In an area largely dependent on immigrant farm labor, U.S. Immigration and Customs Enforcement officials said they would temporarily suspend routine operations during the emergency, “except in the event of a serious criminal presenting a public safety threat,” spokesman James Schwab said in a statement.

Ground crews gained on the wildfires on Friday but drier weather and fast-changing winds complicated efforts on Saturday, sparking a new large wildfire in Lake County, officials said.

The Nuns Fire, which had killed at least one person, was only 10 percent contained with winds threatening more residential areas, Cal Fire spokesman Antonio Negrete said.

But the more deadly Tubbs Fire, which killed at least 17 people in Sonoma County, was 44 percent contained, which officials considered a victory.

“It’s cautious optimism but it’s optimism,” Negrete said of the Tubbs Fire.

Cal Fire had estimated the fires would be contained by Oct. 20, but may need to revise that date because of the winds that kicked up, Rein said.

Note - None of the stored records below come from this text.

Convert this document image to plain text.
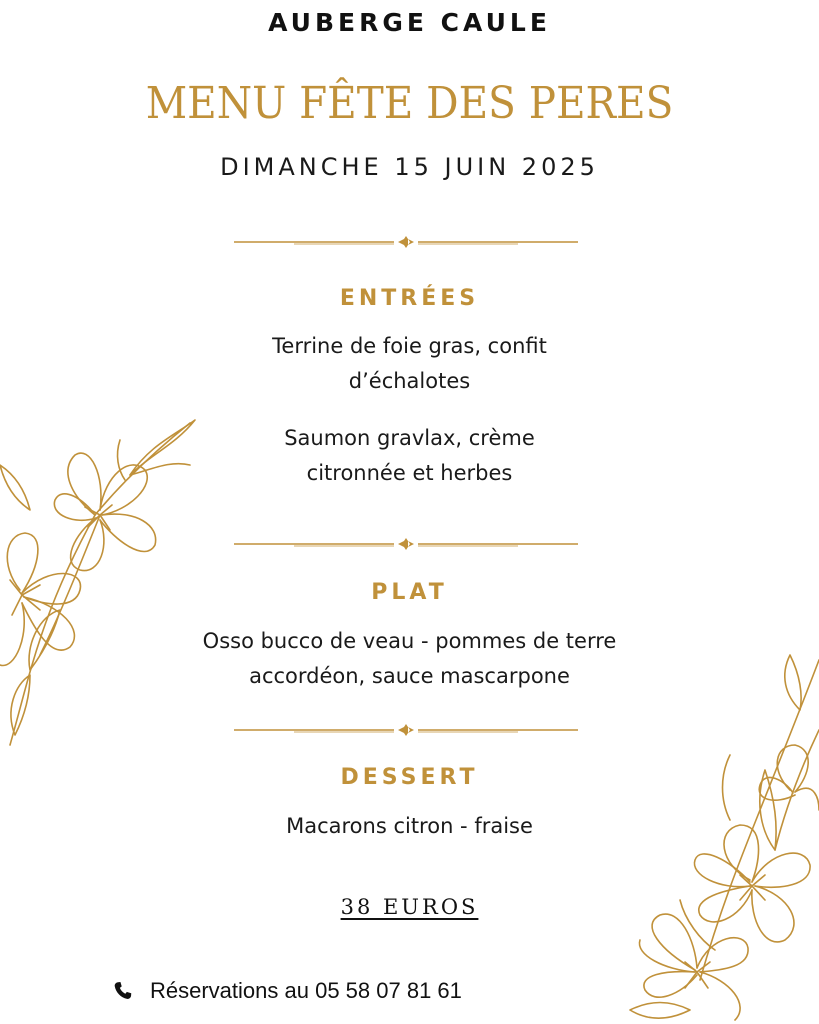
AUBERGE CAULE
MENU FÊTE DES PERES
DIMANCHE 15 JUIN 2025
ENTRÉES
Terrine de foie gras, confit
d’échalotes
Saumon gravlax, crème
citronnée et herbes
PLAT
Osso bucco de veau - pommes de terre
accordéon, sauce mascarpone
DESSERT
Macarons citron - fraise
38 EUROS
Réservations au 05 58 07 81 61
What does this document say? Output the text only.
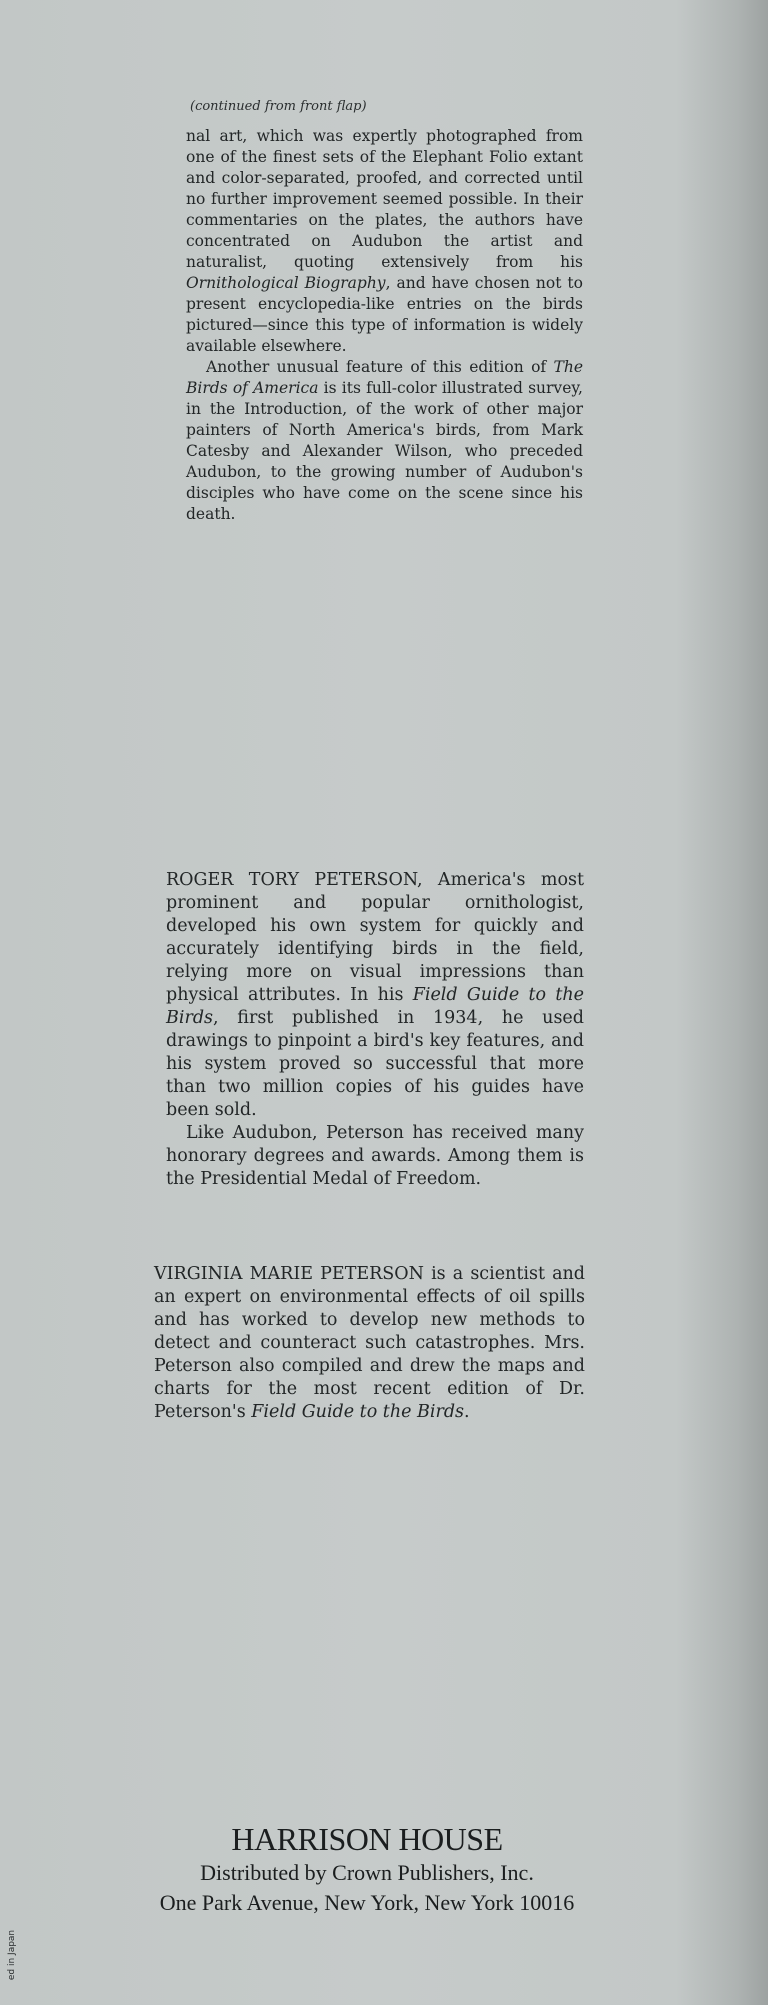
(continued from front flap)

nal art, which was expertly photographed from one of the finest sets of the Elephant Folio extant and color-separated, proofed, and corrected until no further improvement seemed possible. In their commentaries on the plates, the authors have concentrated on Audubon the artist and naturalist, quoting extensively from his Ornithological Biography, and have chosen not to present encyclopedia-like entries on the birds pictured—since this type of information is widely available elsewhere.

Another unusual feature of this edition of The Birds of America is its full-color illustrated survey, in the Introduction, of the work of other major painters of North America's birds, from Mark Catesby and Alexander Wilson, who preceded Audubon, to the growing number of Audubon's disciples who have come on the scene since his death.

ROGER TORY PETERSON, America's most prominent and popular ornithologist, developed his own system for quickly and accurately identifying birds in the field, relying more on visual impressions than physical attributes. In his Field Guide to the Birds, first published in 1934, he used drawings to pinpoint a bird's key features, and his system proved so successful that more than two million copies of his guides have been sold.

Like Audubon, Peterson has received many honorary degrees and awards. Among them is the Presidential Medal of Freedom.

VIRGINIA MARIE PETERSON is a scientist and an expert on environmental effects of oil spills and has worked to develop new methods to detect and counteract such catastrophes. Mrs. Peterson also compiled and drew the maps and charts for the most recent edition of Dr. Peterson's Field Guide to the Birds.

HARRISON HOUSE
Distributed by Crown Publishers, Inc.
One Park Avenue, New York, New York 10016
ed in Japan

“It’ll set us back a planning cycle. Everything is very dynamic,” Rein said.

Whole neighborhoods of Santa Rosa have been reduced to landscapes of gray ash, smoldering debris and burned-out vehicles.

Some victims were asleep when flames engulfed their homes, and many survivors had only minutes to flee.

As parts of Santa Rosa were devastated, Calistoga, about 12 miles to the northeast, faced hazardous winds that were forecast to push the Tubbs Fire toward town.

Canning, the mayor, said the shifting winds kept the flames at least two miles from the city limit.

“If the winds shift and come back again, that’s a big concern,” he said in a telephone interview.

All but 12 of the city’s 5,200 people heeded evacuation orders and left, Canning said, a remarkable level of participation that he attributed to media images showing the “utter devastation” in neighboring Santa Rosa.

“Nobody was confrontational,” Canning said. “When the police or firefighters knocked on doors, most people were already ready to go with their bags packed.”

The fires’ death toll surpassed the 29 deaths from the Griffith Park fire of 1933 in Los Angeles.

With 235 people still missing on Saturday in Sonoma County alone, and rubble from thousands of incinerated dwellings yet to be searched, authorities have said the number of fatalities from the North Bay fires would likely climb.

The year’s wildfire season is one of the worst in history in the United States, with nearly 8.6 million acres burned, just behind 2012, according to the National Interagency Fire Center.